150 women recalled over 'possible shortcomings' in cervical smear tests
One hundred and fifty women have been recalled amid "possible shortcomings" in their cervical smears, the Public Health Agency (PHA) said.
The tests were carried out by one healthcare worker at two doctors' practices in Belfast and concerns relate to the technique used.
Cervical screening aims to prevent cancer and the recall is a precautionary step, health chiefs said.
Dr Tracy Owen, consultant in public health medicine and cervical screening lead at the PHA, said: "We understand that the women who are receiving these letters may be anxious, but we would like to reassure them that this is a precautionary measure and would urge them to accept the invitation for a repeat test."
The issue was identified within a GP practice through good vigilance, monitoring and audit processes, the health service said.
A review team was established by the Health and Social Care Board (HSCB) and PHA and 150 women registered with Abbott's Cross Practice in Newtownabbey and Dr McKenna's Practice in Thames Street, Belfast, have been sent invitations by their GPs for a repeat test.

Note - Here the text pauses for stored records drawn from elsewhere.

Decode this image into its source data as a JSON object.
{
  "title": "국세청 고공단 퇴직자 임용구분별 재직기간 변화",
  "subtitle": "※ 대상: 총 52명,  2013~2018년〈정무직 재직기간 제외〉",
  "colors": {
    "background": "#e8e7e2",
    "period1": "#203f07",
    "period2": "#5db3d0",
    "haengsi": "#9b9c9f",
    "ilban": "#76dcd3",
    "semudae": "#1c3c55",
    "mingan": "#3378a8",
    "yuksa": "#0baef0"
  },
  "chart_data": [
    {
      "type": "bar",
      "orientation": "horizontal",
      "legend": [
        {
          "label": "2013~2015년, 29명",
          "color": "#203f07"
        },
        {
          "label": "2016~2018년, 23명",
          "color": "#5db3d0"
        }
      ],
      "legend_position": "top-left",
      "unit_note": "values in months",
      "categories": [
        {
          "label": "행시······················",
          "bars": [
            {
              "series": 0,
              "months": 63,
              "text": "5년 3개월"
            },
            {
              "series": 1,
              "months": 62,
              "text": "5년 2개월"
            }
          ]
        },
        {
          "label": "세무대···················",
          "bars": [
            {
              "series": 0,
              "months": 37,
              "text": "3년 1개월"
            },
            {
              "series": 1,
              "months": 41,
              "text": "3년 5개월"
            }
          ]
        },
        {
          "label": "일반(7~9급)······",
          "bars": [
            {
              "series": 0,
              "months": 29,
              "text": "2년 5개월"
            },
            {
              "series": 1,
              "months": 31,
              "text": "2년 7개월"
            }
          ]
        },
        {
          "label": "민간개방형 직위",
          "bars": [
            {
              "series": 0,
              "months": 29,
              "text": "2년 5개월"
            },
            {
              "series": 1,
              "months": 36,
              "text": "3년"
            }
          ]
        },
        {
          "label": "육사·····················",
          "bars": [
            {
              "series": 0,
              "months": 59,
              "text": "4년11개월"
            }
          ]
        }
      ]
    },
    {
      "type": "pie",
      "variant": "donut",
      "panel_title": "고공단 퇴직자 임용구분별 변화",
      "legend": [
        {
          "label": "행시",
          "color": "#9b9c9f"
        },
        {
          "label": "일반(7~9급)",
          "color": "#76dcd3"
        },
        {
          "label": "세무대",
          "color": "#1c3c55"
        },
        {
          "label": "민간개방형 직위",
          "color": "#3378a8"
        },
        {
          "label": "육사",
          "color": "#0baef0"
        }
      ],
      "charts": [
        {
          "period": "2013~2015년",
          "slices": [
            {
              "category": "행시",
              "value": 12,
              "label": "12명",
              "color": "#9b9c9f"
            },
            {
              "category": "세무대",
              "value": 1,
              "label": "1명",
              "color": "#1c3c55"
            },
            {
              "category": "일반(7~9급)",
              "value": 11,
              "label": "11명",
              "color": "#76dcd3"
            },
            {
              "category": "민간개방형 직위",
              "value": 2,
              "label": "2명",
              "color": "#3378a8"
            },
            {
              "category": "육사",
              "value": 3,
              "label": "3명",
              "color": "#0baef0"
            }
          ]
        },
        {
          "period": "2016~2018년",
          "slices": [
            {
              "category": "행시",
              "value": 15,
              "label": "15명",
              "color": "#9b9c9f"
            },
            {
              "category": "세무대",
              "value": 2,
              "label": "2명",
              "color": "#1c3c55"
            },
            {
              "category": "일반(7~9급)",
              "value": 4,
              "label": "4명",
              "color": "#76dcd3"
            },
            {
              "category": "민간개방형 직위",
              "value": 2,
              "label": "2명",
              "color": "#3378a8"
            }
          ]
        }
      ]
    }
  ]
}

A statement said: "The PHA and HSCB have been made aware of possible shortcomings in the technique used to take cervical screening tests (commonly referred to as cervical smears) at two GP practices.
"This issue affects a small number of women whose tests were taken by one particular healthcare worker."
Women aged 25-49 are routinely invited for cervical screening every three years, and those aged 50-64 are invited every five years.
All GP practices and individual cervical sample-takers are expected to perform a regular audit of their screening results using standard quality markers to ensure quality is maintained.
Nurses and midwifes are required to undertake an appropriate education programme prior to undertaking a role as a sample-taker and participate in regular update training.
In the Republic of Ireland a number of women died after being given incorrect smear test results by the national cervical cancer screening programme.
The scandal led to the resignation of Ireland's health service chief, Tony O'Brien.
In Northern Ireland thousands of patients of neurology consultant Dr Michael Watt were recalled amid concerns some may have been misdiagnosed.